Le père de mes grands a voulu rembourser Coco (comment?). Fils Aîné s'est indigné, a formellement refusé. Quand on choisit la voie de la transparence envers ses enfants, il faut accepter leur empathie, leur altruisme.

C'est peut-être gênant. Nous avons tous un certain ego. Mais l'absence de réaction du père relève plus quant à moi du profond sentiment d'abattement. Il est de nature quelqu'un de très démonstratif envers ceux qu'il aime.

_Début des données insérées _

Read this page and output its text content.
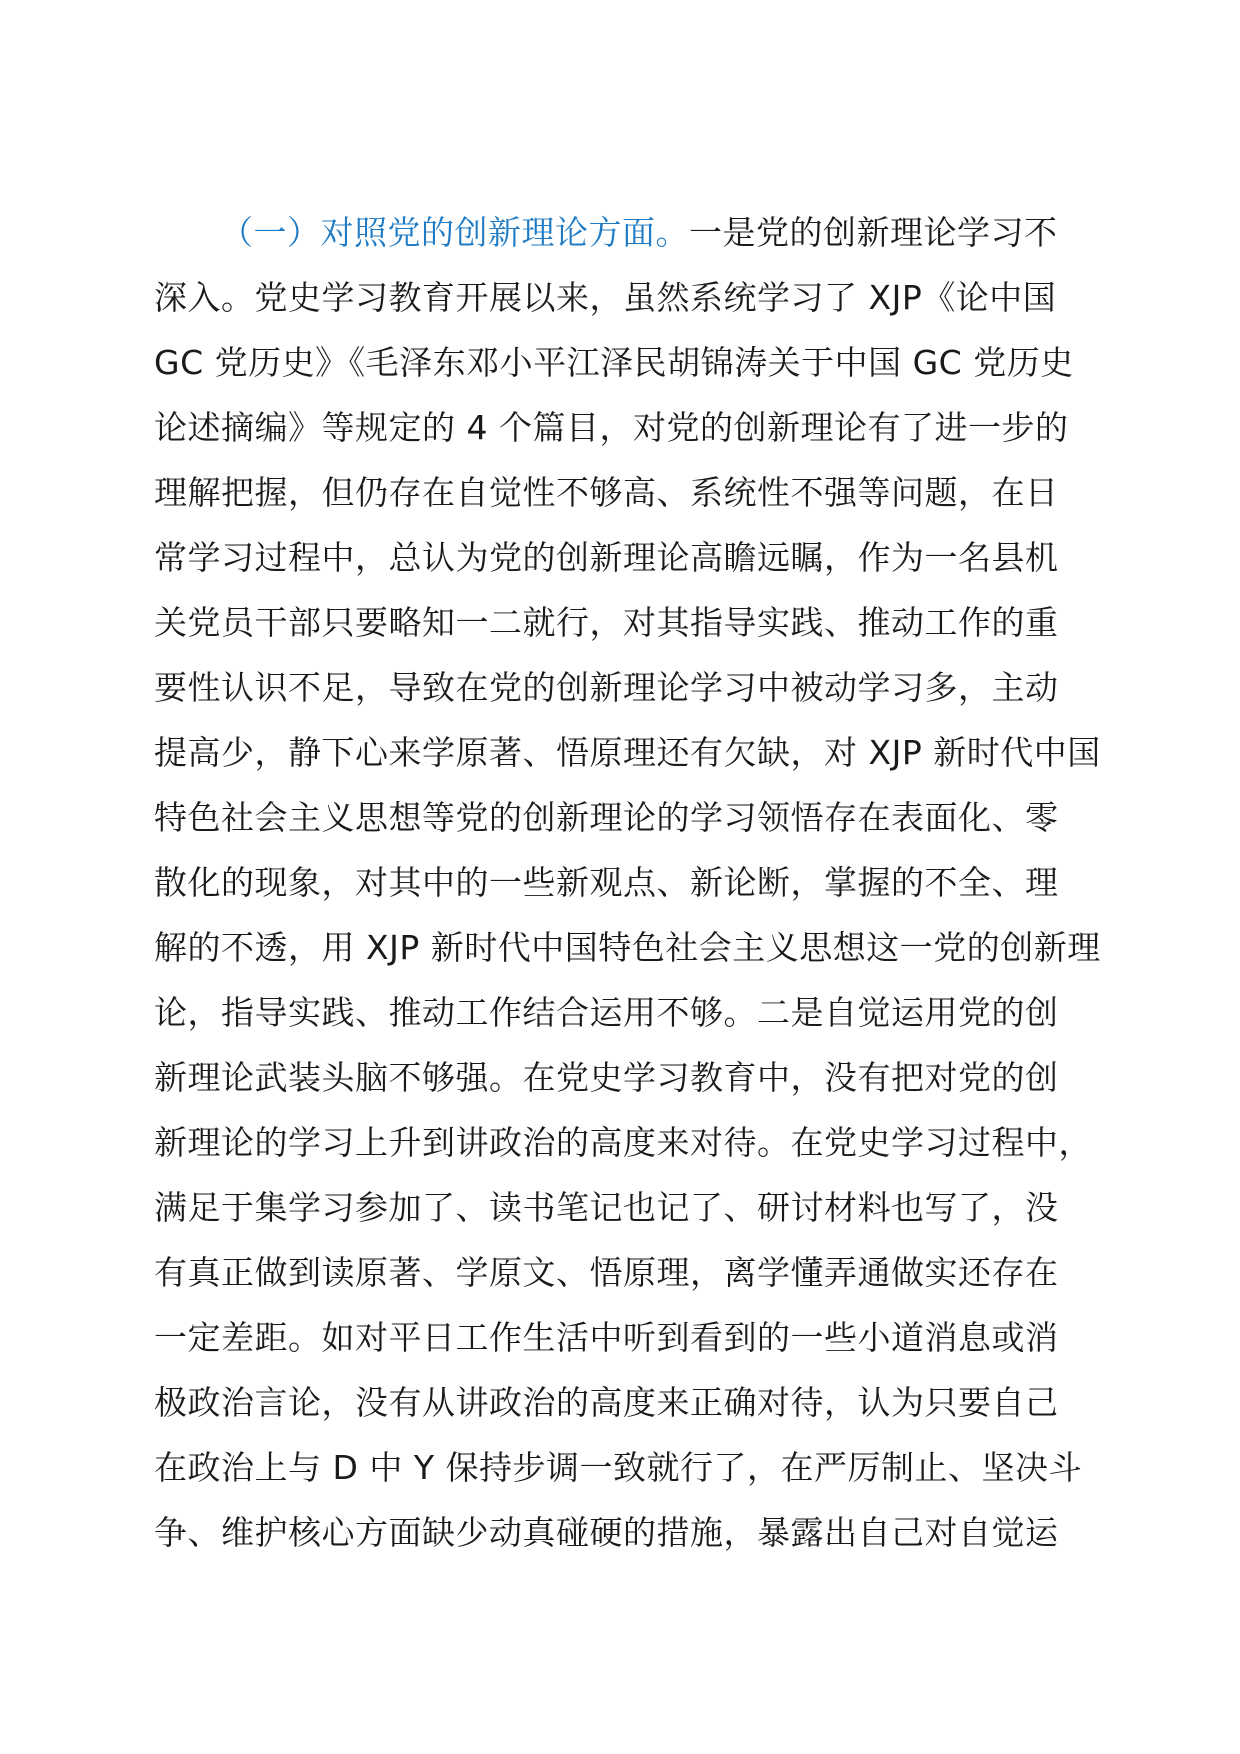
（一）对照党的创新理论方面。一是党的创新理论学习不
深入。党史学习教育开展以来，虽然系统学习了 XJP《论中国
GC 党历史》《毛泽东邓小平江泽民胡锦涛关于中国 GC 党历史
论述摘编》等规定的 4 个篇目，对党的创新理论有了进一步的
理解把握，但仍存在自觉性不够高、系统性不强等问题，在日
常学习过程中，总认为党的创新理论高瞻远瞩，作为一名县机
关党员干部只要略知一二就行，对其指导实践、推动工作的重
要性认识不足，导致在党的创新理论学习中被动学习多，主动
提高少，静下心来学原著、悟原理还有欠缺，对 XJP 新时代中国
特色社会主义思想等党的创新理论的学习领悟存在表面化、零
散化的现象，对其中的一些新观点、新论断，掌握的不全、理
解的不透，用 XJP 新时代中国特色社会主义思想这一党的创新理
论，指导实践、推动工作结合运用不够。二是自觉运用党的创
新理论武装头脑不够强。在党史学习教育中，没有把对党的创
新理论的学习上升到讲政治的高度来对待。在党史学习过程中，
满足于集学习参加了、读书笔记也记了、研讨材料也写了，没
有真正做到读原著、学原文、悟原理，离学懂弄通做实还存在
一定差距。如对平日工作生活中听到看到的一些小道消息或消
极政治言论，没有从讲政治的高度来正确对待，认为只要自己
在政治上与 D 中 Y 保持步调一致就行了，在严厉制止、坚决斗
争、维护核心方面缺少动真碰硬的措施，暴露出自己对自觉运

Et puis, comme a toujours dit ma mère: il faut apprendre à ACCEPTER.
Quitte à se piler sur l'orgueil.

Anonyme a dit...

Quel beau geste spontané de la part des garçons... :-) Ils ont bon coeur et c'est une bien belle qualité... :-)

Valéry

PS: En passant, les gars, moi aussi je suis pêle-mêle et non pas par département à l'épicerie... lol

Anonyme a dit...

Tes fils sont tout simplement merveileux! C'est lorsque les enfants font de telles choses qu'on réalise que tout ce qu'on leur dit reste dans leur tête! Le papa traverse une dure période, il réalise probablement ce que ses fils ont fait. Leur papa finira pas les remercier à sa façon dès qu'il ira mieux!
Courage à vous tous!!

Une femme libre a dit...

Je sais que ça part d'une excellente intention et ce qui est fait est fait. Mais que des enfants mineurs donnent à manger à leur père, c'est la suprême humiliation pour celui-ci. Dur de faire semblant d'en être heureux.

Nanou La Terre a dit...

Quelle histoire attendrissante grande dame... Je m'imaginais, tout au long, ton grand garçon, bientôt un vrai homme, avec toute la candeur de l'inexpérience et un si grand coeur...
L'attitude et la nonchalance du papa est inquiétante. A-t-il consulté au moins son médecin de famille? Il me semble que ce soit important de le faire, dans les circonstances, surtout si les gens autour remarquent un changement au niveau de son moral ou de ses habitudes.